Gentamicin (Garamycin, Jenamicin)
Aminoglycoside antibiotic for gram-negative coverage. Drug of choice (DOC) with consideration of use as secondary agent.
Streptomycin
Alternative DOC in combination with consideration of use with a secondary agent. Drug often not commercially available. Treatment usually limited to 5 d due to toxicity concerns. Continuation of secondary agent for full 10 d recommended.
Chloramphenicol (Chloromycetin)
DOC to be used as secondary agent in plague meningitis (better CNS penetration), profound hypotension, and pleural and/or pericardial involvement. May be considered as secondary agent. DOC for pregnant patients. Binds to 50S bacterial ribosomal subunits and inhibits bacterial growth. Effective against gram-negative and gram-positive bacteria.
Doxycycline (Doryx, Vibramycin, Bio-Tab)
Inhibits protein synthesis and thus bacterial growth by binding to 30S and possibly 50S ribosomal subunits of susceptible bacteria.
May be considered as secondary agent or for postexposure prophylaxis.
Ciprofloxacin (Cipro)
Fluoroquinolone that inhibits bacterial DNA synthesis and, consequently, growth, by inhibiting DNA gyrase and topoisomerases, which are required for replication, transcription, and translation of genetic material. Quinolones have broad activity against gram-positive and gram-negative aerobic organisms. Has no activity against anaerobes.
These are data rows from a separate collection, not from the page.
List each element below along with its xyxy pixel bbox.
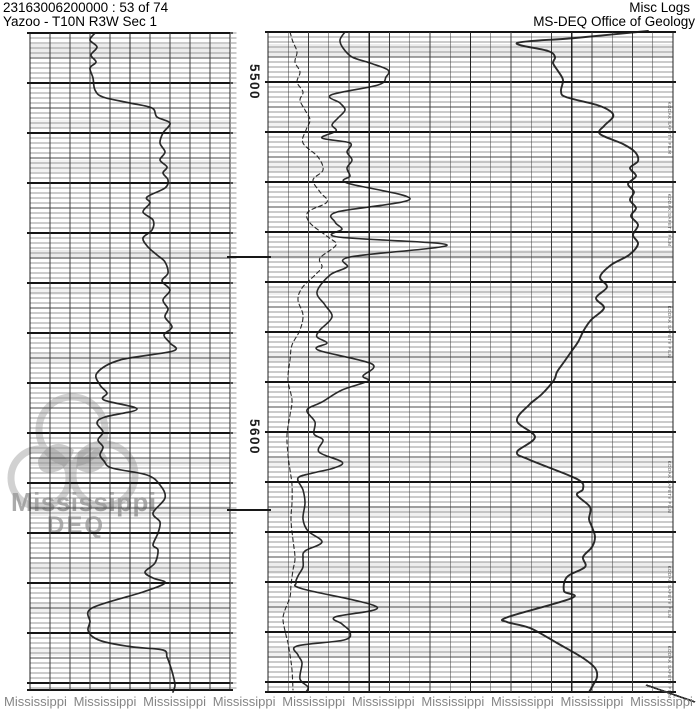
curve-track3-solid [501, 30, 649, 693]
header-document-id: 23163006200000 : 53 of 74 [3, 0, 169, 15]
watermark-item: Mississippi [490, 694, 554, 709]
film-edge-text: KODAK SAFETY FILM [667, 102, 672, 155]
depth-label: 5500 [247, 64, 262, 100]
watermark-mississippi-text: Mississippi [11, 487, 157, 517]
watermark-item: Mississippi [282, 694, 346, 709]
film-edge-text: KODAK SAFETY FILM [667, 306, 672, 359]
header-agency: MS-DEQ Office of Geology [533, 14, 695, 29]
logo-ring-right [69, 440, 139, 510]
watermark-item: Mississippi [351, 694, 415, 709]
film-edge-text: KODAK SAFETY FILM [667, 566, 672, 619]
curve-track2-solid [292, 31, 448, 693]
header-location: Yazoo - T10N R3W Sec 1 [3, 14, 158, 29]
depth-label: 5600 [247, 419, 262, 455]
watermark-item: Mississippi [560, 694, 624, 709]
film-edge-text: KODAK SAFETY FILM [667, 461, 672, 514]
watermark-item: Mississippi [4, 694, 67, 709]
film-edge-text: KODAK SAFETY FILM [667, 646, 672, 699]
bottom-watermark-row: Mississippi Mississippi Mississippi Mississ… [0, 694, 697, 714]
watermark-deq-text: DEQ [46, 512, 105, 539]
header-collection: Misc Logs [629, 0, 690, 15]
curve-track2-dashed [282, 31, 337, 691]
stray-scan-mark [645, 684, 696, 703]
curve-track1-solid [86, 32, 178, 693]
watermark-item: Mississippi [143, 694, 206, 709]
watermark-item: Mississippi [421, 694, 485, 709]
watermark-item: Mississippi [630, 694, 693, 709]
watermark-item: Mississippi [73, 694, 137, 709]
watermark-item: Mississippi [212, 694, 276, 709]
film-edge-text: KODAK SAFETY FILM [667, 194, 672, 247]
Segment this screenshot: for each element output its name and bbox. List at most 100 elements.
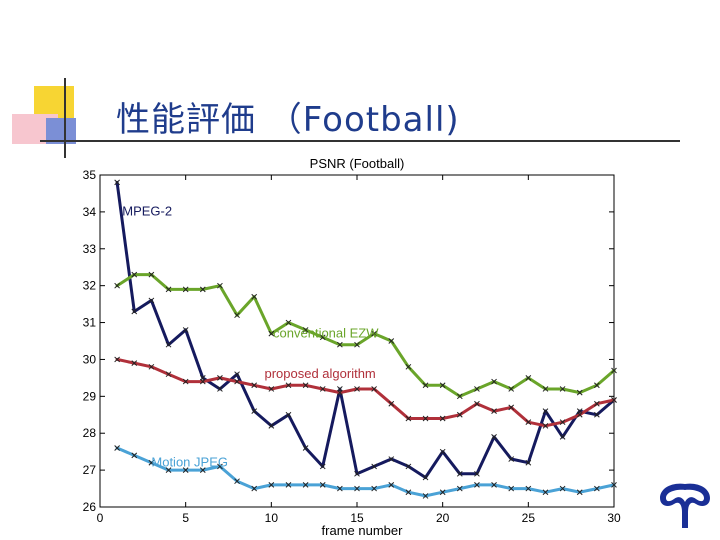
data-point-mjpeg xyxy=(268,482,275,488)
point-mark xyxy=(165,286,172,293)
data-point-ezw xyxy=(148,271,155,278)
point-mark xyxy=(422,382,429,389)
point-mark xyxy=(594,382,600,389)
data-point-mjpeg xyxy=(422,493,429,499)
data-point-mpeg2 xyxy=(319,463,326,470)
data-point-mpeg2 xyxy=(302,445,309,451)
data-point-ezw xyxy=(302,327,309,333)
data-point-proposed xyxy=(182,378,189,385)
point-mark xyxy=(148,297,155,304)
data-point-proposed xyxy=(114,356,120,363)
point-mark xyxy=(114,356,120,363)
data-point-mpeg2 xyxy=(114,179,120,186)
y-tick-label: 31 xyxy=(83,316,97,330)
point-mark xyxy=(268,482,275,488)
data-point-proposed xyxy=(576,411,583,418)
point-mark xyxy=(456,393,463,400)
data-point-proposed xyxy=(611,397,617,403)
data-point-proposed xyxy=(148,363,155,370)
data-point-proposed xyxy=(422,415,429,422)
x-tick-label: 20 xyxy=(436,511,450,525)
data-point-proposed xyxy=(525,419,532,426)
point-mark xyxy=(525,459,532,466)
point-mark xyxy=(559,419,566,426)
point-mark xyxy=(337,389,343,396)
data-point-mjpeg xyxy=(525,485,532,492)
data-point-proposed xyxy=(268,386,275,392)
point-mark xyxy=(474,386,480,392)
data-point-proposed xyxy=(508,404,515,411)
data-point-ezw xyxy=(439,382,446,389)
data-point-mjpeg xyxy=(337,485,343,492)
data-point-mjpeg xyxy=(576,489,583,496)
data-point-mjpeg xyxy=(354,485,360,492)
data-point-mpeg2 xyxy=(182,327,189,333)
y-tick-label: 30 xyxy=(83,352,97,366)
data-point-ezw xyxy=(611,367,617,374)
point-mark xyxy=(354,470,360,477)
point-mark xyxy=(439,382,446,389)
data-point-proposed xyxy=(251,382,258,389)
point-mark xyxy=(354,386,360,392)
data-point-mpeg2 xyxy=(217,386,223,392)
point-mark xyxy=(456,470,463,477)
data-point-proposed xyxy=(388,400,395,407)
data-point-mpeg2 xyxy=(268,422,275,429)
decor-square-blue xyxy=(46,118,76,144)
point-mark xyxy=(285,411,292,418)
point-mark xyxy=(302,445,309,451)
point-mark xyxy=(422,474,429,481)
point-mark xyxy=(508,386,515,392)
point-mark xyxy=(182,378,189,385)
data-point-proposed xyxy=(131,360,138,366)
data-point-mjpeg xyxy=(508,485,515,492)
axes: 0 5 10 15 20 25 30 26 27 28 29 30 31 32 33 34 35 xyxy=(83,168,621,525)
point-mark xyxy=(354,485,360,492)
data-point-ezw xyxy=(234,312,240,319)
point-mark xyxy=(422,415,429,422)
series-label-mjpeg: Motion JPEG xyxy=(151,454,228,469)
data-point-mpeg2 xyxy=(525,459,532,466)
university-logo-icon xyxy=(660,483,710,528)
data-point-ezw xyxy=(337,341,343,348)
data-point-mjpeg xyxy=(559,485,566,492)
point-mark xyxy=(474,400,480,407)
point-mark xyxy=(114,445,120,451)
data-point-proposed xyxy=(337,389,343,396)
point-mark xyxy=(474,470,480,477)
point-mark xyxy=(576,489,583,496)
data-point-ezw xyxy=(251,293,258,300)
data-point-proposed xyxy=(234,378,240,385)
point-mark xyxy=(337,341,343,348)
point-mark xyxy=(405,489,412,496)
data-point-mjpeg xyxy=(611,482,617,488)
data-point-mjpeg xyxy=(131,452,138,459)
data-point-mpeg2 xyxy=(508,456,515,462)
point-mark xyxy=(456,485,463,492)
y-tick-label: 27 xyxy=(83,463,97,477)
point-mark xyxy=(388,456,395,462)
series-line-proposed xyxy=(115,357,616,428)
annotation-layer: MPEG-2 conventional EZW proposed algorithm… xyxy=(122,204,379,470)
series-layer xyxy=(114,179,617,499)
point-mark xyxy=(525,419,532,426)
data-point-ezw xyxy=(354,341,360,348)
data-point-mpeg2 xyxy=(148,297,155,304)
data-point-mjpeg xyxy=(405,489,412,496)
data-point-mpeg2 xyxy=(165,341,172,348)
data-point-ezw xyxy=(319,334,326,341)
data-point-mpeg2 xyxy=(474,470,480,477)
data-point-proposed xyxy=(456,411,463,418)
point-mark xyxy=(165,341,172,348)
point-mark xyxy=(285,382,292,389)
point-mark xyxy=(422,493,429,499)
point-mark xyxy=(542,489,549,496)
point-mark xyxy=(319,334,326,341)
data-point-ezw xyxy=(114,282,120,289)
point-mark xyxy=(594,485,600,492)
data-point-proposed xyxy=(474,400,480,407)
x-tick-label: 0 xyxy=(97,511,104,525)
data-point-ezw xyxy=(525,375,532,381)
point-mark xyxy=(131,452,138,459)
point-mark xyxy=(371,463,377,470)
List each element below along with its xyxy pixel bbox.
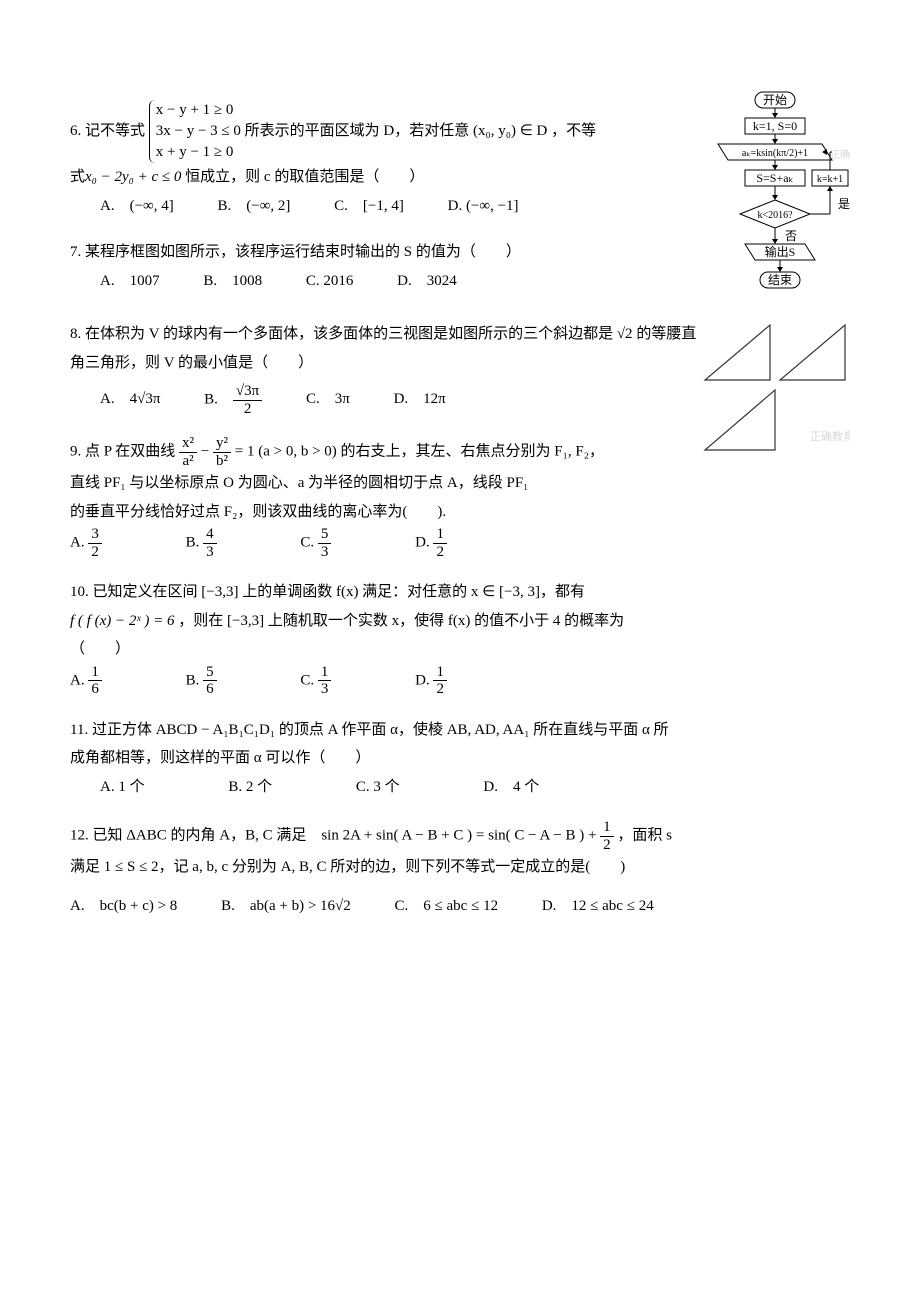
q8-optB-pre: B. xyxy=(204,391,233,407)
q11-stem-b: 成角都相等，则这样的平面 α 可以作（ ） xyxy=(70,744,850,773)
q12-optB-sqrt: √2 xyxy=(335,898,351,914)
q12-line2: 满足 1 ≤ S ≤ 2，记 a, b, c 分别为 A, B, C 所对的边，… xyxy=(70,853,850,882)
q9-Dd: 2 xyxy=(433,544,447,561)
q7-optA: A. 1007 xyxy=(100,267,160,296)
q10-line3: （ ） xyxy=(70,635,850,664)
q9-An: 3 xyxy=(88,526,102,544)
q12-hn: 1 xyxy=(600,819,614,837)
q12-optD: D. 12 ≤ abc ≤ 24 xyxy=(542,892,654,921)
q12-optB-pre: B. ab(a + b) > 16 xyxy=(221,898,335,914)
q9-Bd: 3 xyxy=(203,544,217,561)
q9-minus: − xyxy=(201,443,213,459)
q9-line3: 的垂直平分线恰好过点 F₂，则该双曲线的离心率为( ). xyxy=(70,498,850,527)
q10-Ad: 6 xyxy=(88,681,102,698)
q7-optB: B. 1008 xyxy=(203,267,262,296)
question-12: 12. 已知 ΔABC 的内角 A，B, C 满足 sin 2A + sin( … xyxy=(70,819,850,920)
q8-optA-post: π xyxy=(153,391,161,407)
q9-optB: B. 43 xyxy=(186,526,217,560)
q12-hd: 2 xyxy=(600,837,614,854)
q6-point: (x₀, y₀) ∈ D xyxy=(473,123,547,139)
question-11: 11. 过正方体 ABCD − A₁B₁C₁D₁ 的顶点 A 作平面 α，使棱 … xyxy=(70,716,850,802)
q6-stem-a: 6. 记不等式 xyxy=(70,123,145,139)
q12-optC: C. 6 ≤ abc ≤ 12 xyxy=(395,892,499,921)
q10-Bd: 6 xyxy=(203,681,217,698)
q9-optC: C. 53 xyxy=(300,526,331,560)
q9-f1d: a² xyxy=(179,453,197,470)
q9-Cd: 3 xyxy=(318,544,332,561)
q8-optB: B. √3π 2 xyxy=(204,383,262,417)
q6-expr: x₀ − 2y₀ + c ≤ 0 xyxy=(85,169,181,185)
question-9: 9. 点 P 在双曲线 x²a² − y²b² = 1 (a > 0, b > … xyxy=(70,435,850,560)
question-8: 8. 在体积为 V 的球内有一个多面体，该多面体的三视图是如图所示的三个斜边都是… xyxy=(70,320,850,417)
q9-f2d: b² xyxy=(213,453,231,470)
q10-optC: C. 13 xyxy=(300,664,331,698)
q12-optB: B. ab(a + b) > 16√2 xyxy=(221,892,351,921)
q9-optD: D. 12 xyxy=(415,526,447,560)
q9-eq: = 1 (a > 0, b > 0) xyxy=(235,443,337,459)
q10-Cn: 1 xyxy=(318,664,332,682)
q10-Dd: 2 xyxy=(433,681,447,698)
q7-optD: D. 3024 xyxy=(397,267,457,296)
q10-An: 1 xyxy=(88,664,102,682)
q6-stem-b: 所表示的平面区域为 D，若对任意 xyxy=(245,123,470,139)
q8-optA-pre: A. 4 xyxy=(100,391,137,407)
q10-optD: D. 12 xyxy=(415,664,447,698)
q10-stem-a: 10. 已知定义在区间 [−3,3] 上的单调函数 f(x) 满足：对任意的 x… xyxy=(70,578,850,607)
q6-optD: D. (−∞, −1] xyxy=(448,192,519,221)
q9-Dn: 1 xyxy=(433,526,447,544)
q7-stem: 7. 某程序框图如图所示，该程序运行结束时输出的 S 的值为（ ） xyxy=(70,238,850,267)
q6-optA: A. (−∞, 4] xyxy=(100,192,174,221)
q8-optC: C. 3π xyxy=(306,385,350,414)
q11-stem-a: 11. 过正方体 ABCD − A₁B₁C₁D₁ 的顶点 A 作平面 α，使棱 … xyxy=(70,716,850,745)
q6-sys3: x + y − 1 ≥ 0 xyxy=(156,142,241,163)
q12-stem-b: ，面积 s xyxy=(617,827,672,843)
q10-line2b: ，则在 [−3,3] 上随机取一个实数 x，使得 f(x) 的值不小于 4 的概… xyxy=(178,613,624,629)
q8-optA: A. 4√3π xyxy=(100,385,160,414)
q6-sys2: 3x − y − 3 ≤ 0 xyxy=(156,121,241,142)
q8-optB-den: 2 xyxy=(233,401,262,418)
question-10: 10. 已知定义在区间 [−3,3] 上的单调函数 f(x) 满足：对任意的 x… xyxy=(70,578,850,698)
q11-optC: C. 3 个 xyxy=(356,773,400,802)
q9-line2: 直线 PF₁ 与以坐标原点 O 为圆心、a 为半径的圆相切于点 A，线段 PF₁ xyxy=(70,469,850,498)
q11-optB: B. 2 个 xyxy=(228,773,272,802)
q10-optB: B. 56 xyxy=(186,664,217,698)
q9-Ad: 2 xyxy=(88,544,102,561)
q10-line2a: f ( f (x) − 2ˣ ) = 6 xyxy=(70,613,174,629)
q12-optA: A. bc(b + c) > 8 xyxy=(70,892,177,921)
q6-stem-c: ，不等 xyxy=(551,123,596,139)
q8-stem-a: 8. 在体积为 V 的球内有一个多面体，该多面体的三视图是如图所示的三个斜边都是 xyxy=(70,326,613,342)
q9-optA: A. 32 xyxy=(70,526,102,560)
question-6: 6. 记不等式 x − y + 1 ≥ 0 3x − y − 3 ≤ 0 x +… xyxy=(70,100,850,220)
q9-f2n: y² xyxy=(213,435,231,453)
q8-optB-num-sqrt: √3 xyxy=(236,383,252,399)
q10-Dn: 1 xyxy=(433,664,447,682)
question-7: 7. 某程序框图如图所示，该程序运行结束时输出的 S 的值为（ ） A. 100… xyxy=(70,238,850,295)
q6-line2b: 恒成立，则 c 的取值范围是（ ） xyxy=(185,169,424,185)
q6-optB: B. (−∞, 2] xyxy=(217,192,290,221)
q8-optA-sqrt: √3 xyxy=(137,391,153,407)
q9-stem-b: 的右支上，其左、右焦点分别为 F₁, F₂， xyxy=(341,443,604,459)
q8-optB-num-post: π xyxy=(252,383,260,399)
q6-sys1: x − y + 1 ≥ 0 xyxy=(156,100,241,121)
q6-optC: C. [−1, 4] xyxy=(334,192,404,221)
q11-optD: D. 4 个 xyxy=(483,773,539,802)
q10-optA: A. 16 xyxy=(70,664,102,698)
q9-stem-a: 9. 点 P 在双曲线 xyxy=(70,443,175,459)
q8-optD: D. 12π xyxy=(394,385,446,414)
q9-Cn: 5 xyxy=(318,526,332,544)
q6-line2a: 式 xyxy=(70,169,85,185)
q7-optC: C. 2016 xyxy=(306,267,354,296)
q11-optA: A. 1 个 xyxy=(100,773,145,802)
q10-Cd: 3 xyxy=(318,681,332,698)
q8-sqrt2: √2 xyxy=(617,326,633,342)
q10-Bn: 5 xyxy=(203,664,217,682)
q9-f1n: x² xyxy=(179,435,197,453)
q9-Bn: 4 xyxy=(203,526,217,544)
q12-stem-a: 12. 已知 ΔABC 的内角 A，B, C 满足 sin 2A + sin( … xyxy=(70,827,600,843)
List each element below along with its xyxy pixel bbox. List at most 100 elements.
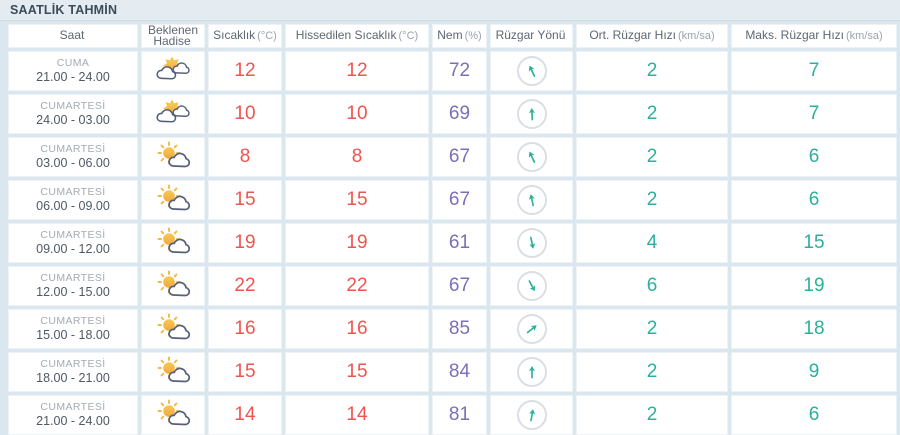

Animal studies have shown effectiveness against the plague. Can be considered as a secondary agent or as an agent for postexposure prophylaxis.
Tetracycline (Sumycin, Tetracyn IV)
Treats susceptible bacterial infections of both gram-positive and gram-negative organisms as well as mycoplasmal, chlamydial, and rickettsial infections; inhibits bacterial protein synthesis by binding with 30S and possibly 50S ribosomal subunits of susceptible bacteria; use with either streptomycin or gentamicin. Consider as a secondary agent or for postexposure prophylaxis.
Co-trimoxazole (Bactrim, Septra)
DOC for prophylaxis of pregnant women and children < 8 y; inhibits bacterial synthesis of dihydrofolic acid by competing with PABA, inhibiting folic acid synthesis and resulting in the inhibition of bacterial growth.